The unit owner, who spent $300,000 on repairs, believed Corbel under-achieved on the repair.
Corbel was expected to take eight months to fix the units but took nearly two years, he said, and arbitration had ruled in the owners' interests to the tune of about $500,000, he said.
"We're not experts. We didn't know how much it would cost to fix. They're meant to be the experts," the angry owner said.
The big terraced-style housing complex beside the railway line has been under white shrink-wrap but as repairs progressed that has been removed and the owner said people might return to their homes there soon.
"Many people are retired and can't afford this," he said.
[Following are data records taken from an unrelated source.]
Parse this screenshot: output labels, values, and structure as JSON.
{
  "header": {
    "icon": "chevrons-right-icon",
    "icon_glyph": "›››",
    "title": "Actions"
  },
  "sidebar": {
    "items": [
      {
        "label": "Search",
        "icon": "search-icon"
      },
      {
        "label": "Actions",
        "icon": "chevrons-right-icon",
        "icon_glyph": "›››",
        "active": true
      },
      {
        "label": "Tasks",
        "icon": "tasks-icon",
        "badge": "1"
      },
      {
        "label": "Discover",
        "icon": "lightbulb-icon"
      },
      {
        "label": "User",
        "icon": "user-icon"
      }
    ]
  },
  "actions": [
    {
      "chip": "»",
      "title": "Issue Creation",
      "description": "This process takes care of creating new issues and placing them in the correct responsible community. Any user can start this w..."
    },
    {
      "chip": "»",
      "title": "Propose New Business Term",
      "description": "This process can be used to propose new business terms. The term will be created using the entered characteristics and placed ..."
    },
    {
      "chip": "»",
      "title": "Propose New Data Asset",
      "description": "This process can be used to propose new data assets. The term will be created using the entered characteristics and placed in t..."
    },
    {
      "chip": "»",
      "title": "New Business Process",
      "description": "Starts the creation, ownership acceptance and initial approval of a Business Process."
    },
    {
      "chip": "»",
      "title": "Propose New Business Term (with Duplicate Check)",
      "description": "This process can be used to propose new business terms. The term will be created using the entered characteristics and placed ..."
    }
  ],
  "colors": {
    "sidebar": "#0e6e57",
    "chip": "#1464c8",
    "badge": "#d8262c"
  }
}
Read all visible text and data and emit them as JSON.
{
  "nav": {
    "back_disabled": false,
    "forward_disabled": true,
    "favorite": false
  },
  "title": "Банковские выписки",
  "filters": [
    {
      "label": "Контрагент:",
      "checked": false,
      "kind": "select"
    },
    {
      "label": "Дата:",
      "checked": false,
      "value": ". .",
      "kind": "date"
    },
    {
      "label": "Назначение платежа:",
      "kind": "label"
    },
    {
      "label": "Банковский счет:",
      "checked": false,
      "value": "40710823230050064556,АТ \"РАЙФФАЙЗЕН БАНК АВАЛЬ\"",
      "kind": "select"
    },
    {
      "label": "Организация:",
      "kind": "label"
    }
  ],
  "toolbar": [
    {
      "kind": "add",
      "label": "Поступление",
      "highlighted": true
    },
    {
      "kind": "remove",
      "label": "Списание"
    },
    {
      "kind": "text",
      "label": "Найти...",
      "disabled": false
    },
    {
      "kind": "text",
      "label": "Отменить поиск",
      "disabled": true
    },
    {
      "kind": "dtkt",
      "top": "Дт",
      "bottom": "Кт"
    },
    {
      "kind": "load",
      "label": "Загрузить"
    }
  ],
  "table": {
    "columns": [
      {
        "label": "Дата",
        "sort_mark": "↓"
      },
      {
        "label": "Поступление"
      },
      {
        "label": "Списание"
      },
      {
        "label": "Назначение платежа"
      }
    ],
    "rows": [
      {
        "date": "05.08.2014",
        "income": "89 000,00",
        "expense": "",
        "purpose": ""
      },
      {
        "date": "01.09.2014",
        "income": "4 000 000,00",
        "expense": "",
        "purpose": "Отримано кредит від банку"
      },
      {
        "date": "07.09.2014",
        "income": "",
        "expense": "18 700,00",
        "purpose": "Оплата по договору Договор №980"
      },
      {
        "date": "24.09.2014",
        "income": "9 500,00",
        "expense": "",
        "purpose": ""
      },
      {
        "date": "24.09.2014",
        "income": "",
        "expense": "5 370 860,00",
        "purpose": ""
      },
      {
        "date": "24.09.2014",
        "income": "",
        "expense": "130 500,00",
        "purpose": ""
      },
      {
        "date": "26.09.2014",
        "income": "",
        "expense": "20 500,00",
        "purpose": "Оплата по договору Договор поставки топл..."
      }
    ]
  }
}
In July, the Herald reported how Corbel had left the site. Ross Meikle, who was then Corbel chief executive, said: "We have taken steps to terminate the contract following several months of payment claims being under-valued which we believe indicates that the body corporate doesn't have sufficient funds to pay for the contract."
Read more: Leaky building repairs drag on: $24m bill yet 81 townhouses still uninhabitable
Another owner said she was being asked to pay $20,000 next week but could not afford that: "I am too old for this. I want to sell but they do not even give me the key."
Oorschot said he would make no further comments on Corbel, apart from issuing the statement yesterday where he did not name Parnell Terraces directly.
Michael Rehm, Parnell Terraces' body corporate chairperson, was not immediately available for comment.